HCI-FACE Backend
This backend provides an API for stt, tts, and chatbot functionality to the HCI-FACE.
Getting Started
To start up the api, run:
The stt, tts, and chatbot functionality is placed into the utils folder. Each can be used and tested individually.
Detailed descriptions of each module can be found in the Modules Section.
Full code references are included in the Reference Section.
Tasks
- finish face control api (AU and left-right control)
Roadmap
Chatbot
- Additional local backends
- currently just have support for hugginface models and pipeline, will add support for custom pytorch or other ml models
- Additional cloud backends
- currently just support OpenAI, but in future will add support for other classification and chatbot services, starting with aws.
STT
The current STT module is stable, but future plans include:
- Live diarization
- Diarization is currently only available for transcribing full audio files. Future work will enable integrate the stt more closely with the conversation, so that speakers can be tracked while they are transcribed from audio clips.
- Stream handling
- Stream segmentation has been moved to the frontend for now. Future work will enable command line support for transcribing live streams.
- Cloud STT & Diarization
- Currently the stt module is entirely local, as it doesn't require heavy computational resources or a GPU. In the future we will add support for cloud transcription to better support use on lightweight/edge devices.
TTS
The current TTS module is stable, particularly with polly. Coqui and Viseme generation will need a fair amount of work, but that should not change the fundamental module api.

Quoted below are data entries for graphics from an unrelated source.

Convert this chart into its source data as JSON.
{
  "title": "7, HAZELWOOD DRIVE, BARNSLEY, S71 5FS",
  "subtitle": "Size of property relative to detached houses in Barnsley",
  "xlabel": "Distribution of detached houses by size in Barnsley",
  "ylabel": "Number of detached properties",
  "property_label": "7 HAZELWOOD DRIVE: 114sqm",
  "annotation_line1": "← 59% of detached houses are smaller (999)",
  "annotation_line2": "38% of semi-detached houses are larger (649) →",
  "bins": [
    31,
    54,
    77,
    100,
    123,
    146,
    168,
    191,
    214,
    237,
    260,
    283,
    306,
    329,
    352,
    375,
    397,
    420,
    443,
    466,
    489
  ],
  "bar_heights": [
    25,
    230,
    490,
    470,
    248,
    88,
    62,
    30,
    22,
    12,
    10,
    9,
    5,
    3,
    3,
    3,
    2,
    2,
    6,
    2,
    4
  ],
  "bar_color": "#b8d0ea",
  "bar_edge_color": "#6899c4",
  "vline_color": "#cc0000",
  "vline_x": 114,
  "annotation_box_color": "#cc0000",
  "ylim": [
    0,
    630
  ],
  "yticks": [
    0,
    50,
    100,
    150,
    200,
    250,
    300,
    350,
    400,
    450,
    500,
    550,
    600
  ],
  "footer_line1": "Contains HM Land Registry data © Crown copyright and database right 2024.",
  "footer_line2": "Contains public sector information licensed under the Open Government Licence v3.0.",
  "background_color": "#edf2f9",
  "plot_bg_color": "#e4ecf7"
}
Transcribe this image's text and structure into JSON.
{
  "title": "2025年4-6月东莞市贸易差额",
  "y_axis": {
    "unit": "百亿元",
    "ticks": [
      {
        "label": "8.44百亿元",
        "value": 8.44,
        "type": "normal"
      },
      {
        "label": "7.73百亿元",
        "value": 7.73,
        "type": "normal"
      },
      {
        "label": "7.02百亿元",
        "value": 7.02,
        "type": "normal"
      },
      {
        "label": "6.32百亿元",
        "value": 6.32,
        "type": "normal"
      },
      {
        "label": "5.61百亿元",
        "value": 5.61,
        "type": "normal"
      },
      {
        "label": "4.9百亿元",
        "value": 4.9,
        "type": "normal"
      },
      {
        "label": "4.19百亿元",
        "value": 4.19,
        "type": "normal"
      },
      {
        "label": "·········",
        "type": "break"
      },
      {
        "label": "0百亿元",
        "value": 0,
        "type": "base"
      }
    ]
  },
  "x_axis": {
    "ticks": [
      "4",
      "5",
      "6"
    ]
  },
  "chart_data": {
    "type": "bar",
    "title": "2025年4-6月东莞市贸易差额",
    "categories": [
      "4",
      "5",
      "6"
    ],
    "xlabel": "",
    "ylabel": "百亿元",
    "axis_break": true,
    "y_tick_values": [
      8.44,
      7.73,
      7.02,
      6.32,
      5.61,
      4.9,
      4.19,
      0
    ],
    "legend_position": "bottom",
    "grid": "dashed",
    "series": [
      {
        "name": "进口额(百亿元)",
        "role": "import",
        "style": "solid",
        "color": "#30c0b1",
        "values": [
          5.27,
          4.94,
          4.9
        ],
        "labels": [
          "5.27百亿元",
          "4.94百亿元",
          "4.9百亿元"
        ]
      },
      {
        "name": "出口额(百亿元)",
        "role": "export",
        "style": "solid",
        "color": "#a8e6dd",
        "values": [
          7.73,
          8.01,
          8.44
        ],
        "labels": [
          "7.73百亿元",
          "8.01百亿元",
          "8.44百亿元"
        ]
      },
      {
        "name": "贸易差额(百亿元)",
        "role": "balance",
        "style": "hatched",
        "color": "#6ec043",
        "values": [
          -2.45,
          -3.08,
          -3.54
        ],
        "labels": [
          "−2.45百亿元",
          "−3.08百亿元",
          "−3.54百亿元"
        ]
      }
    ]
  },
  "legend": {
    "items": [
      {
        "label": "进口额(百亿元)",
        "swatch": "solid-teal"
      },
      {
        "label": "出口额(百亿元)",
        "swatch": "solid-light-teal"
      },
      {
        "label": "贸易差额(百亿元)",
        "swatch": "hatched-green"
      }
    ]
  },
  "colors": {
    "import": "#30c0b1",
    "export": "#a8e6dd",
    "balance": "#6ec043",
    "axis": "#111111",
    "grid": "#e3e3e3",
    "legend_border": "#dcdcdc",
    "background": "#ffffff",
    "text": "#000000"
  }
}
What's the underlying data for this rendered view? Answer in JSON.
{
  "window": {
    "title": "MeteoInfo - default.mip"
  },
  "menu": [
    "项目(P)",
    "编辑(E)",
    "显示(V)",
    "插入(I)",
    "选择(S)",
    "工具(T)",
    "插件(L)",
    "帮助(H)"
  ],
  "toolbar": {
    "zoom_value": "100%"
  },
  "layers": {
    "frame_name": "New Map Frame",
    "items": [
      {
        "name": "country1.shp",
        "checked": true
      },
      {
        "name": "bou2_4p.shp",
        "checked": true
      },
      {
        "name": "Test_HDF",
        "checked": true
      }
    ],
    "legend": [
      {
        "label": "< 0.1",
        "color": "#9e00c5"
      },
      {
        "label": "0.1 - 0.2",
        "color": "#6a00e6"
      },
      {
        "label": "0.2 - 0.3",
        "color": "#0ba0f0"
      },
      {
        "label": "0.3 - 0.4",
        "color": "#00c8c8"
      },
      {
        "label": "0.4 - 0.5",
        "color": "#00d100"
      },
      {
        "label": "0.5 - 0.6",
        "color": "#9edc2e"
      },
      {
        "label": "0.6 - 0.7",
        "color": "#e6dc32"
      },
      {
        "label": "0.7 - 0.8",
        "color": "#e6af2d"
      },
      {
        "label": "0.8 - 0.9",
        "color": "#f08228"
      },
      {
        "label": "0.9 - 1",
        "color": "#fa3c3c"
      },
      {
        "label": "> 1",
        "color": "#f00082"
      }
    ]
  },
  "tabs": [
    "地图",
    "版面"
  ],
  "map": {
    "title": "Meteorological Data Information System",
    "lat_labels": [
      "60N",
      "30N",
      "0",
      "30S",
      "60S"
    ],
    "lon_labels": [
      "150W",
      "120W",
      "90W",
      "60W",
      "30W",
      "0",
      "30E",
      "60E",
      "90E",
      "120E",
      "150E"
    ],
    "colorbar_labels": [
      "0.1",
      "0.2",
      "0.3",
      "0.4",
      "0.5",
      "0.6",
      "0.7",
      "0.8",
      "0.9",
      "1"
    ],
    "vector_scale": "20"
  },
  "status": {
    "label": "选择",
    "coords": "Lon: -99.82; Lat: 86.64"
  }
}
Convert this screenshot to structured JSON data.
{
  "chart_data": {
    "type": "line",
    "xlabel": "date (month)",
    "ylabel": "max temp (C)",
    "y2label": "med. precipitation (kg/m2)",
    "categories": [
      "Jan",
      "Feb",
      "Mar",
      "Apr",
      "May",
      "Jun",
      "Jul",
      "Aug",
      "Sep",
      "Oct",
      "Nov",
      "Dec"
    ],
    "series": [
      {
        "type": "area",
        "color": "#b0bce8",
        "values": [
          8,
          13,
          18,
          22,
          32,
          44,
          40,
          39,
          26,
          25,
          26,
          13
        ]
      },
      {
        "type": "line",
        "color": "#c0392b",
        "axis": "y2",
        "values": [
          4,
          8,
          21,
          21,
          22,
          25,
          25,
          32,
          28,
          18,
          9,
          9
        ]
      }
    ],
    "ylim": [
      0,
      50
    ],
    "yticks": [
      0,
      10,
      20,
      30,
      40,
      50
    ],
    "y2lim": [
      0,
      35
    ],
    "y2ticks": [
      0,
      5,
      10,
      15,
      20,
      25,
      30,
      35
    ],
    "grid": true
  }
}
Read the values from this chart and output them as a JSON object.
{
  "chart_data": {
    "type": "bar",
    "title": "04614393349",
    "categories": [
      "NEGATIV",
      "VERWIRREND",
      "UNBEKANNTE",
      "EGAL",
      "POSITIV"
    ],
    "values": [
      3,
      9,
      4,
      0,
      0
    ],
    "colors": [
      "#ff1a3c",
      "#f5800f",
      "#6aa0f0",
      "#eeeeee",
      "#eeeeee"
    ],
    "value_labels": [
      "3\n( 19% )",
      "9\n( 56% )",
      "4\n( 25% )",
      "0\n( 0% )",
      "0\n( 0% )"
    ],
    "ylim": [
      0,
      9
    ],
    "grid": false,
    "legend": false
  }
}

- Improved viseme processing
- This will bee done in conjunction with the frontend, to improve the accuracy and number of visemes provided. Additional work needs to be done to improve the timing of the custom viseme generation.
- Coqui documentation
- The current module is a mess, I'll clean it up and standardize the documentation.
Recording
In the future we will support more sophisticated logging accross all modules.